Pembelajaran efektif adalah apabila terciptanya suasana yang menimbulkan konsentrasi belajar anak. Menurut hasil penelitian, konsentrasi yang tinggi meningkatkan hasil belajar. Dalam penelitian mengenai otak dan pembelajaran menungkapkan fakta yang mengejutkan, yaitu apabila sesuatu dipelajari sungguh-sungguh (dimana perhatian yang tinggi dari seorang tercurah) maka struktur system syaraf kimiawi seseorang berubah. Di dalam diri seseorang tercipta hal-hal baru seperti jaringan syaraf baru, jalur elektris baru, asosiasi baru, dan koneksi baru.(Dra. Indrawati, M.Pd dan Drs. Wawan Setiawan, 2009, hlm. 22).

Usia Efektif Belajar
Kapan waktu yang paling tepat bagi seorang anak untuk belajar secara optimal? Teori perkembangan kognitif Piaget memberi penekanan pada faktor kematangan atau kesiapan dalam belajar, artinya ada masanya bagi seorang anak untuk belajar sesuatu. Sebab itu adalah sia-sia jika kita mengajarkan sesuatu kepada anak sebelum waktunya. Misalnya, anak yang belum memasuki tahap perkembangan kognitif praoperasional (2-7 tahun) umumnya masih akan mengalami kesulitan dalam belajar bahasa karena belum mampu menggunakan simbol-simbol. Oleh karena itu, penganut teori Piaget berpendapat bahwa adalah sia-sia mengajar bahasa (di luar bahasa ibu) kepada anak usia di bawah lima tahun.

Namun belakangan ini berkembang teori belajar yang bisa kita baca dalam buku Accelerated Learning for the 21st Century oleh Colin Rose dan Malcolm J. Nitcholl, yang mengatakan bahwa sejak lahir sampai dengan usia 10 tahun adalah masa-masa yang sangat penting dan peka bagi anak untuk belajar. Disebutkan bahwa 50% kemampuan belajar anak dikembangkan pada masa empat tahun pertama, 30% dikembangkan menjelang ulang tahunnya yang ke-8, dan tahun-tahun yang amat penting tersebut merupakan landasan atau penentu bagi semua proses belajarnya di masa depan.
Berdasarkan teori tersebut, anak perlu diberi banyak rangsangan pada masa empat tahun pertama agar ia belajar dan menyerap banyak hal. Tahun-tahun pertama inilah yang justru merupakan saat tepat dan ideal bagi anak untuk belajar lebih dari satu bahasa. Dikatakan juga bahwa semua anak sebenarnya jenius di bidang bahasa.

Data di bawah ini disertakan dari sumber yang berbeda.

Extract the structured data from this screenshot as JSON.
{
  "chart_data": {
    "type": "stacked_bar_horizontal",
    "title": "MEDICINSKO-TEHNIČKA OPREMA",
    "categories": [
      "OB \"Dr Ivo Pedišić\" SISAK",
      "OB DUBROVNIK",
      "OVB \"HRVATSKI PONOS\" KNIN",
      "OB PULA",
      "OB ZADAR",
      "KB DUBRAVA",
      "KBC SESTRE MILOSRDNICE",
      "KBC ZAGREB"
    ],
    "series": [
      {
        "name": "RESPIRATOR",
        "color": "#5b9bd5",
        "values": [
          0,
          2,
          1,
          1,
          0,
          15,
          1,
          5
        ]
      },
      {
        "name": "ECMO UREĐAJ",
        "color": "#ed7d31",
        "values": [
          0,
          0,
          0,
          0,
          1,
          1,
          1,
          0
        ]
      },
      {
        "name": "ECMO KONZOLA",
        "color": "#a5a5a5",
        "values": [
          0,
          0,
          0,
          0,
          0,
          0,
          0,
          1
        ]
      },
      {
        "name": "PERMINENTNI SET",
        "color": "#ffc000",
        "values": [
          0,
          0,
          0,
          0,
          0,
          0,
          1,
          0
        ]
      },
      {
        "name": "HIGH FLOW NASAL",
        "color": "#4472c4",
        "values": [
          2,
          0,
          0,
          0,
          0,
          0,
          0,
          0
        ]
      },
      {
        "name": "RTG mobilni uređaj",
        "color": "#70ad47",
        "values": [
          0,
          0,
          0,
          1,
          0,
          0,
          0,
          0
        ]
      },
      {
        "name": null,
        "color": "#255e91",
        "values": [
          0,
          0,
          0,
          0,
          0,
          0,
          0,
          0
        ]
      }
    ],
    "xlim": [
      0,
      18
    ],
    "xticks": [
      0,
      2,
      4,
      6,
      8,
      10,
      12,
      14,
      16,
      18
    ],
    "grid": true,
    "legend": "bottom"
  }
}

Perlu diketahui bahwa kapasitas otak manusia tidak terbatas. Seseorang bisa terus belajar sejak lahir sampai akhir hidupnya. Menurut Antonia Lopez, "Tugas utama orang dewasa adalah menyediakan sebanyak mungkin kesempatan yang sesuai dengan tingkat umur dan mengembangkannya secara bertahap." Otak pun akan mampu bekerja secara efektif bila digunakan secara teratur. Ada pepatah kuno berbunyi demikian; "If you don't use it, you lose it"-Jika tidak digunakan, Anda akan kehilangan otak Anda.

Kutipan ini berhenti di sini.